What if we used social media to start conversations about mental health and the power of love, to promote real, impactful change?
This tool we’ve uncovered—bruised and beaten by the worst parts of society—deserves a facelift. It’s time to take social media back from bots, booties, and breast implants.
Let’s make socials a place to actually be social. A space for evolution, mutual growth, and positivity. A place where stories are shared, respected, and heard.
It’s more than the metrics we obsess over. It’s about humans finally receiving what we’ve needed all along—a pseudo-watering hole that connects us through shared interests.
It’s time to shift our interests from viral videos to a very real virus. According to the AFSP, in 2017 there were nearly 1.3 million suicide attempts in the United States.

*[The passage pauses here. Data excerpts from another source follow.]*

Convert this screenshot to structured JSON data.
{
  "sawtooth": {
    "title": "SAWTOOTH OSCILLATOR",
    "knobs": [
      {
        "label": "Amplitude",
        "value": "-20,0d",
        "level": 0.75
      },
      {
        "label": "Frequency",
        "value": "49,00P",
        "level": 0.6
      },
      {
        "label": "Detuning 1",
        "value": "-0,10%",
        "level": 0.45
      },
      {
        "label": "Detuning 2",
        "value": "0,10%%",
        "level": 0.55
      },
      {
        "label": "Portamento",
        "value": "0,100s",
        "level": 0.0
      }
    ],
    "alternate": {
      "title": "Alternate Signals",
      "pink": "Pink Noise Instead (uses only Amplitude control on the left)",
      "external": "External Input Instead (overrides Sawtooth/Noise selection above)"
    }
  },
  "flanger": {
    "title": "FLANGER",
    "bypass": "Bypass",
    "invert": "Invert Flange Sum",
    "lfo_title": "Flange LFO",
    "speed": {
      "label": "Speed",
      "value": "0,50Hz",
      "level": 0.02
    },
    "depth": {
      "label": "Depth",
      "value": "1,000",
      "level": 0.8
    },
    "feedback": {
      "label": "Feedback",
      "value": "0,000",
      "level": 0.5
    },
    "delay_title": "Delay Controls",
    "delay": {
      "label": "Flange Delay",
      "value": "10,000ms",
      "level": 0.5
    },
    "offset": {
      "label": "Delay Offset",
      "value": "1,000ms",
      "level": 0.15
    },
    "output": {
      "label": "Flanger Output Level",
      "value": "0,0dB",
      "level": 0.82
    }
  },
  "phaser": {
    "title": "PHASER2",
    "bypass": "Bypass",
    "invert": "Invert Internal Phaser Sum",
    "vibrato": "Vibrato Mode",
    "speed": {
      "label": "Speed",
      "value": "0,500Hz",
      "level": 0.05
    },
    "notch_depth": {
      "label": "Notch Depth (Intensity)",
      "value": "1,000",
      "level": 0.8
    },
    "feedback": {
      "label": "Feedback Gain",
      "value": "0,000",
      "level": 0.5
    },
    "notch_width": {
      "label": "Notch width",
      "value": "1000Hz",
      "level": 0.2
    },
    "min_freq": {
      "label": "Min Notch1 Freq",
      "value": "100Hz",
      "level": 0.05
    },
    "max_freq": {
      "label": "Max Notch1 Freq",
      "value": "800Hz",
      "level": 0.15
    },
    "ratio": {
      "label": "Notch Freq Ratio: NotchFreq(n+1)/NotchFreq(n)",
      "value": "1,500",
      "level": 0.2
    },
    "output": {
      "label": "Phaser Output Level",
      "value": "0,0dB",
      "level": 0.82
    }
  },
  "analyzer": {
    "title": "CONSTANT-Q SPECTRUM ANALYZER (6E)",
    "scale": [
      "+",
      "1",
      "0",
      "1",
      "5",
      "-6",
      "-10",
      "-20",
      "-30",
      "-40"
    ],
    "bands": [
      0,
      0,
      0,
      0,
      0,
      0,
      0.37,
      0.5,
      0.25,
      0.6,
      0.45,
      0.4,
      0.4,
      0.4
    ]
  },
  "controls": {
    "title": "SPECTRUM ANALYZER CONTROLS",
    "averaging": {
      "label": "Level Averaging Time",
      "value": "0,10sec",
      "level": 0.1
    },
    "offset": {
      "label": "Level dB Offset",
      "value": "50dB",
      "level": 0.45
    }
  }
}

Suicide remains the 10th leading cause of death.
Some headlines include children as young as nine years old. Regardless of the trigger, the root cause is often the same: overwhelming darkness, feeling misunderstood, or having no one to talk to—judgment-free.
We can raise “awareness” until we’re blue in the face, but in my heart, it’s time for more. It’s time to test this world-shaking tool and use it to take action. It’s time to remind the people behind the usernames of what connects us at our core.
The need to love and be loved. Every human deserves to know they’re worthy of evolution, change, and growth. Your dementors are only here to show you how magical you are.
Like a sorcerer’s stone, your magic may have been buried—and placed in the wrong hands—for far too long. But it’s yours to reclaim. Dust it off. Take it back. Know that you can conquer every hurdle and show up for life with focus, dedication, and optimism.
This is my WHY. If I could give back even half of what this journey has given me, it still wouldn’t be enough. Every human who encounters Human Builder will be reminded of their worth. They will know—if only for a moment—that they aren’t crazy, and someone out there really does “get it.”
My WHY is to be the person I wish I had when things were at their worst. To connect authentically, educate humans around the world, and create a program that offers actionable steps to defeat dementors—both in and out of the gym—with the intention of helping prevent suicide from going any more viral.